For semi-detached houses, value dynamics operate differently from stratified apartment developments, as configuration, land orientation, and internal flow patterns represent primary value drivers rather than vertical positioning. Ground floor spaces carrying direct outdoor access, utility proximity, and family activity zones (kitchens, living areas) typically command marginal value premiums reflecting their functional convenience and entertaining capacity. Second storeys harbouring master suites, home office configurations, and quieter retreats serve distinct lifestyle preferences that appeal equally to owner-occupancy and rental demand segments. The property's 7-bathroom distribution across 6 bedrooms suggests thoughtful spatial planning maximising privacy and reducing daytime bottlenecks, a functional characteristic that inherently enhances perceived value across both occupancy levels. Rather than specific floor preferences, the semi-detached typology rewards properties exhibiting superior living flow, natural lighting distribution, and outdoor space integration—characteristics that typically transcend vertical hierarchy and reflect architectural merit instead. The 5,306 sqft land plot permits potential outdoor terracing, garden integration, or future development optionality that may accumulate value regardless of which internal floor level occupants primarily inhabit.

What is the future supply pipeline and development trend for the Eunos district, and how might this affect long-term value dynamics?

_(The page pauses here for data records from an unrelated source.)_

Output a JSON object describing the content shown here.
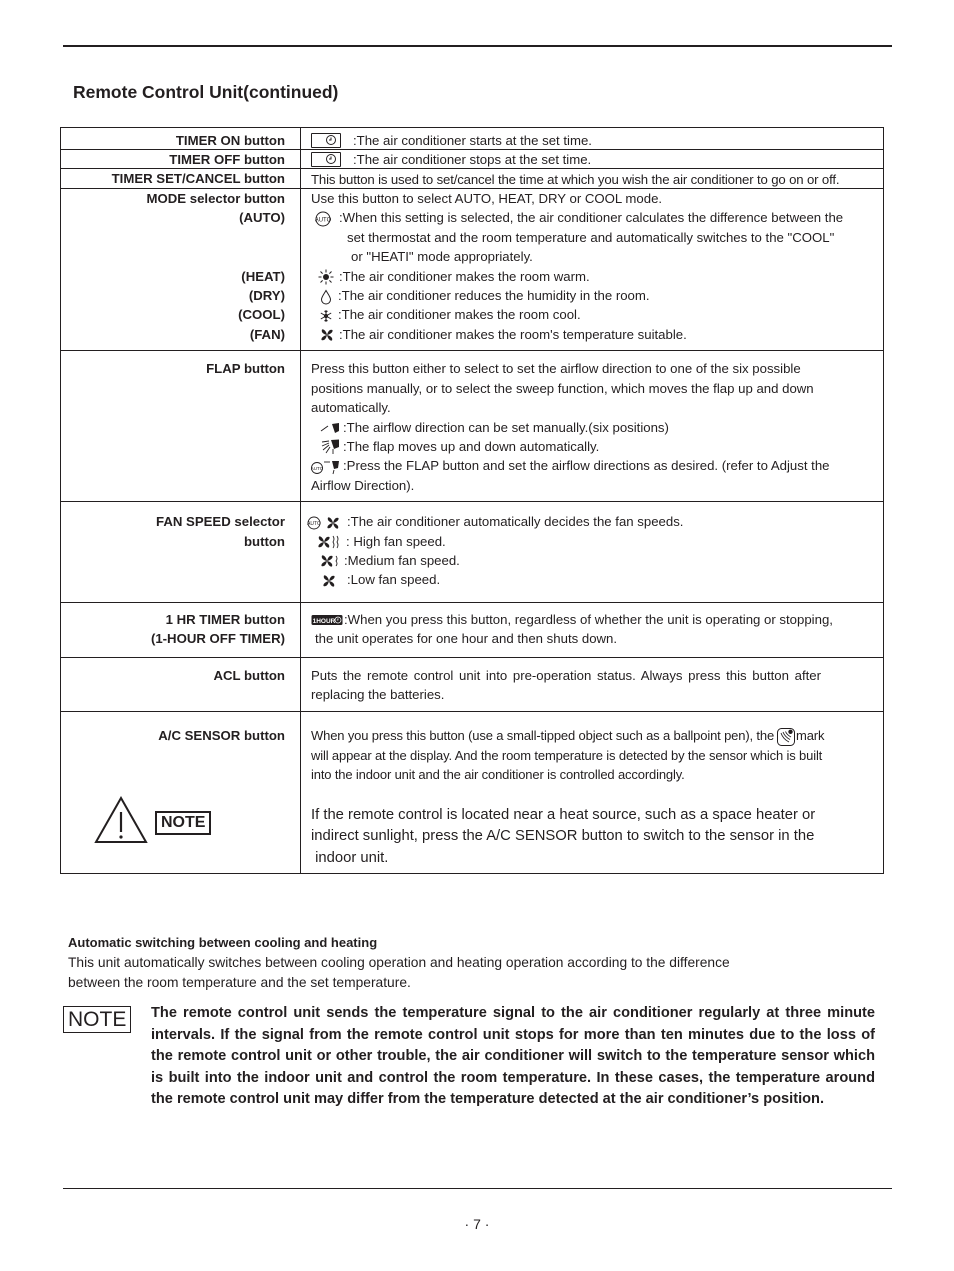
{
  "page": {
    "section_title": "Remote Control Unit(continued)",
    "page_number": "· 7 ·"
  },
  "table": {
    "timer_on": {
      "label": "TIMER ON button",
      "icon": "timer-clock-icon",
      "text": ":The air conditioner starts at the set time."
    },
    "timer_off": {
      "label": "TIMER OFF button",
      "icon": "timer-clock-icon",
      "text": ":The air conditioner stops at the set time."
    },
    "timer_set": {
      "label": "TIMER SET/CANCEL button",
      "text": "This button is used to set/cancel the time at which you wish the air conditioner to go on or off."
    },
    "mode": {
      "label": "MODE selector button",
      "intro": "Use this button to select AUTO, HEAT, DRY or COOL mode.",
      "auto_label": "(AUTO)",
      "auto_icon": "auto-mode-icon",
      "auto_lines": [
        ":When this setting is selected, the air conditioner calculates the difference between the",
        "set thermostat and the room temperature and automatically switches to the \"COOL\"",
        "or \"HEATI\" mode appropriately."
      ],
      "items": [
        {
          "label": "(HEAT)",
          "icon": "sun-heat-icon",
          "text": ":The air conditioner makes the room warm."
        },
        {
          "label": "(DRY)",
          "icon": "water-drop-icon",
          "text": ":The air conditioner reduces the humidity in the room."
        },
        {
          "label": "(COOL)",
          "icon": "snowflake-icon",
          "text": ":The air conditioner makes the room cool."
        },
        {
          "label": "(FAN)",
          "icon": "fan-icon",
          "text": ":The air conditioner makes the room's temperature suitable."
        }
      ]
    },
    "flap": {
      "label": "FLAP button",
      "intro_lines": [
        "Press  this  button  either to select   to  set the  airflow  direction to one of the six possible",
        "positions  manually,  or  to  select  the   sweep function, which moves the flap up and down",
        "automatically."
      ],
      "items": [
        {
          "icon": "flap-manual-icon",
          "text": ":The airflow direction can be set manually.(six positions)"
        },
        {
          "icon": "flap-swing-icon",
          "text": ":The flap moves up and down automatically."
        },
        {
          "icon": "flap-auto-icon",
          "text": ":Press the FLAP button and set the  airflow directions  as  desired. (refer to Adjust the"
        }
      ],
      "tail": "Airflow Direction)."
    },
    "fan_speed": {
      "label_lines": [
        "FAN SPEED selector",
        "button"
      ],
      "items": [
        {
          "icon": "fan-auto-icon",
          "text": ":The air conditioner automatically decides  the fan speeds."
        },
        {
          "icon": "fan-high-icon",
          "text": ": High fan speed."
        },
        {
          "icon": "fan-medium-icon",
          "text": ":Medium fan speed."
        },
        {
          "icon": "fan-low-icon",
          "text": ":Low fan speed."
        }
      ]
    },
    "one_hr": {
      "label_lines": [
        "1 HR TIMER button",
        "(1-HOUR OFF TIMER)"
      ],
      "icon": "one-hour-timer-icon",
      "icon_text": "1HOUR",
      "lines": [
        ":When you press this button, regardless of whether the unit is operating or stopping,",
        "the unit operates for one hour and then shuts down."
      ]
    },
    "acl": {
      "label": "ACL button",
      "lines": [
        "Puts  the  remote  control  unit  into  pre-operation  status.  Always  press  this  button  after",
        "replacing  the batteries."
      ]
    },
    "ac_sensor": {
      "label": "A/C SENSOR button",
      "line1_before": "When you press this button (use a small-tipped object such as a ballpoint pen), the",
      "line1_icon": "sensor-mark-icon",
      "line1_after": "mark",
      "lines": [
        "will appear at the display. And the room temperature is detected by the sensor which is built",
        "into the indoor unit and the air conditioner is controlled accordingly."
      ],
      "note_label": "NOTE",
      "note_lines": [
        "If the remote control is located near a heat source, such as a space heater or",
        "indirect sunlight, press the A/C SENSOR button to switch to the sensor in the",
        " indoor unit."
      ]
    }
  },
  "auto_switching": {
    "heading": "Automatic switching between cooling and heating",
    "lines": [
      "This unit  automatically switches between cooling operation and heating operation according to the difference",
      "between the room temperature and the set temperature."
    ]
  },
  "note": {
    "label": "NOTE",
    "text": "The remote control unit sends the temperature signal to the air conditioner regularly at three minute intervals. If the signal from the remote control unit stops for more than ten minutes due to the loss of the remote control unit or other trouble, the air conditioner will switch to the temperature sensor which is built into the indoor unit and control the room temperature. In these cases, the temperature around the remote control unit may differ from the temperature detected at  the air conditioner’s position."
  }
}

The Eunos enclave is classified within Singapore's established residential zone, where greenfield development opportunities remain severely constrained and most new supply emerges through selective en-bloc redevelopment of older leasehold projects rather than new freehold residential launches. Governmental planning frameworks prioritise conservation of the district's existing low-rise character, effectively restricting density intensification and ensuring limited new supply competing with established stock like this property. Recent URA Master Plan updates have reinforced the East Coast planning region's emphasis on mixed-use waterfront development and suburban precinct enhancement rather than wholesale residential multiplication, meaning supply constraints in established neighbourhoods such as Eunos will persist. This structural undersupply dynamic, coupled with sustained demand from upgraders and families preferring semi-detached over apartment living, supports consistent long-term price appreciation absent significant macroeconomic disruption. The district's maturity and limited redevelopment pipeline effectively function as value protection mechanisms, distinguishing it from fringe developments where future supply influxes can compress price growth and create oversupply scenarios. For long-term capital preservation and multigenerational wealth transfer, the Eunos location's supply-constrained characteristics combine favourably with this property's freehold tenure to create a compelling investment thesis anchored to scarcity value rather than speculative development expectations.